Quand je suis entré chez lui, une maison de plain-pied, rustique, cet homme chétif m'a paru presque accueillant. Abdullah, Martina et moi nous sommes assis sur le canapé qui trônait dans le salon, tandis que sa femme sortait de la cuisine avec une assiette pour nous offrir quelques morceaux de pastèque. Je n'y ai pas touché. J'ai plutôt essayé d'engager la conversation pour lui demander où il voulait en venir lorsqu'il avait prononcé de telles conneries. Alors qu'il aurait pu s'excuser auprès de moi pour ses propos, il est resté cantonné à l'idée que les Noirs vivaient « peut-être mieux dans ce pays lorsqu'ils étaient réduits à l'esclavage », lorsqu'ils ne recevaient aucune compensation pour leur travail, quand on leur refusait toute dignité ou ne serait-ce qu'une simple participation au sein de notre démocratie.

Publicité

Ça m'aurait fait plaisir de recevoir ne serait-ce que la moindre excuse de la part d'un type qui a refusé de baisser les bras face à des agents fédéraux armés. Mais non. Au lieu de ça, je suis reparti perplexe de son ranch. Parce que je savais qu'il n'était pas le seul à penser ça. Ils sont des milliers à partager son point de vue à travers le pays. À dire vrai, ça me rendait dingue d'imaginer à quoi pourrait ressembler notre pays, déjà si tourmenté, si leur idéologie devait se répandre davantage, par le biais de l'élection d'un mec tel que Donald Trump.

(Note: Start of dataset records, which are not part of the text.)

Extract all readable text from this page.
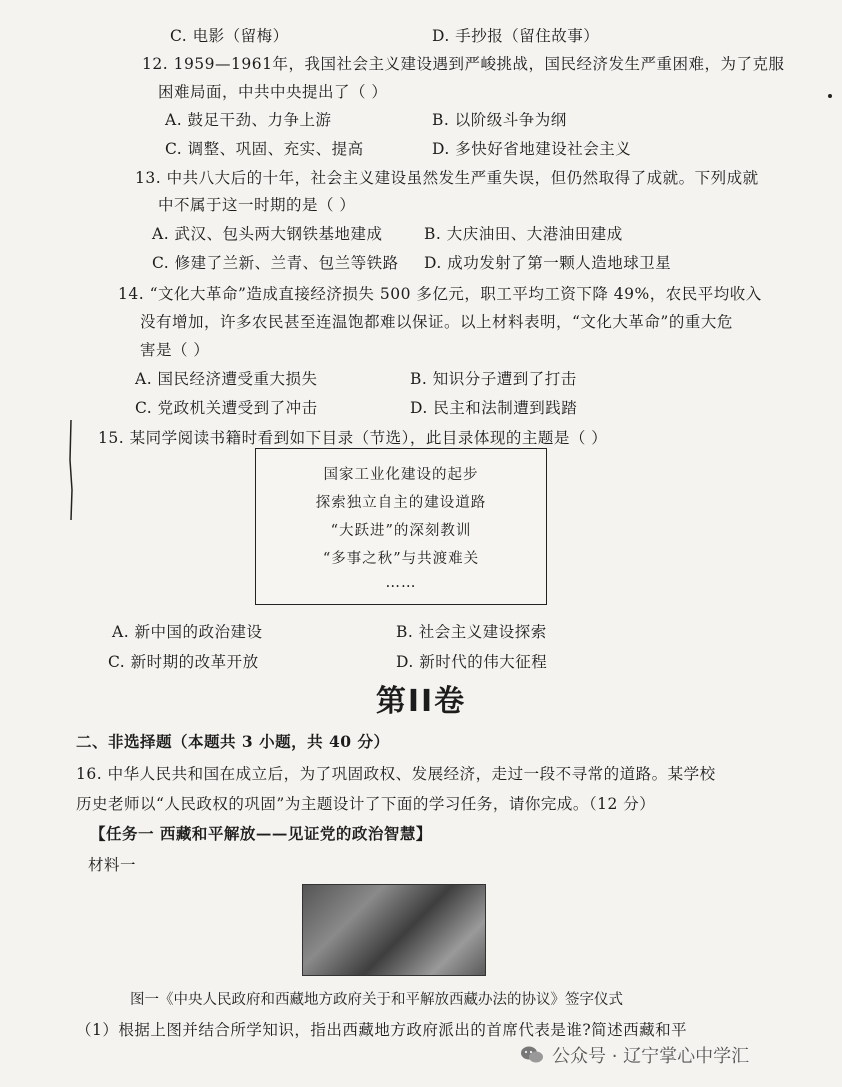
C. 电影（留梅）	D. 手抄报（留住故事）
12. 1959—1961年，我国社会主义建设遇到严峻挑战，国民经济发生严重困难，为了克服
困难局面，中共中央提出了（ ）
A. 鼓足干劲、力争上游	B. 以阶级斗争为纲
C. 调整、巩固、充实、提高	D. 多快好省地建设社会主义
13. 中共八大后的十年，社会主义建设虽然发生严重失误，但仍然取得了成就。下列成就
中不属于这一时期的是（ ）
A. 武汉、包头两大钢铁基地建成	B. 大庆油田、大港油田建成
C. 修建了兰新、兰青、包兰等铁路 D. 成功发射了第一颗人造地球卫星
14. “文化大革命”造成直接经济损失 500 多亿元，职工平均工资下降 49%，农民平均收入
没有增加，许多农民甚至连温饱都难以保证。以上材料表明，“文化大革命”的重大危
害是（ ）
A. 国民经济遭受重大损失	B. 知识分子遭到了打击
C. 党政机关遭受到了冲击	D. 民主和法制遭到践踏
15. 某同学阅读书籍时看到如下目录（节选），此目录体现的主题是（ ）
国家工业化建设的起步
探索独立自主的建设道路
“大跃进”的深刻教训
“多事之秋”与共渡难关
……
A. 新中国的政治建设	B. 社会主义建设探索
C. 新时期的改革开放	D. 新时代的伟大征程
第II卷
二、非选择题（本题共 3 小题，共 40 分）
16. 中华人民共和国在成立后，为了巩固政权、发展经济，走过一段不寻常的道路。某学校
历史老师以“人民政权的巩固”为主题设计了下面的学习任务，请你完成。（12 分）
【任务一 西藏和平解放——见证党的政治智慧】
材料一
图一《中央人民政府和西藏地方政府关于和平解放西藏办法的协议》签字仪式
（1）根据上图并结合所学知识，指出西藏地方政府派出的首席代表是谁?简述西藏和平
公众号 · 辽宁掌心中学汇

Wilbert, Abdullah et Martina en train d'apprendre à manier un fusil dans le ranch de Bundy.

Mon interaction avec Bundy fut, il faut le reconnaître, assez bizarre. Mais ce n'était rien à côté de ce que j'ai vu à Jacksonville, en Alabama, lors d'un événement sur le thème de la « Confédération ». Vers la fin de notre périple, les producteurs nous ont lâchés au beau milieu d'une reconstitution de la Guerre de Sécession, en nous disant que les participants étaient, très simplement, « des férus d'Histoire ». À mesure que l'on gravissait les collines où les différents férus d'histoire s'affrontaient impitoyablement, on pouvait voir les stigmates du Vieux Sud, via l'apparition d'impudents drapeaux confédérés en train de s'agiter dans le ciel.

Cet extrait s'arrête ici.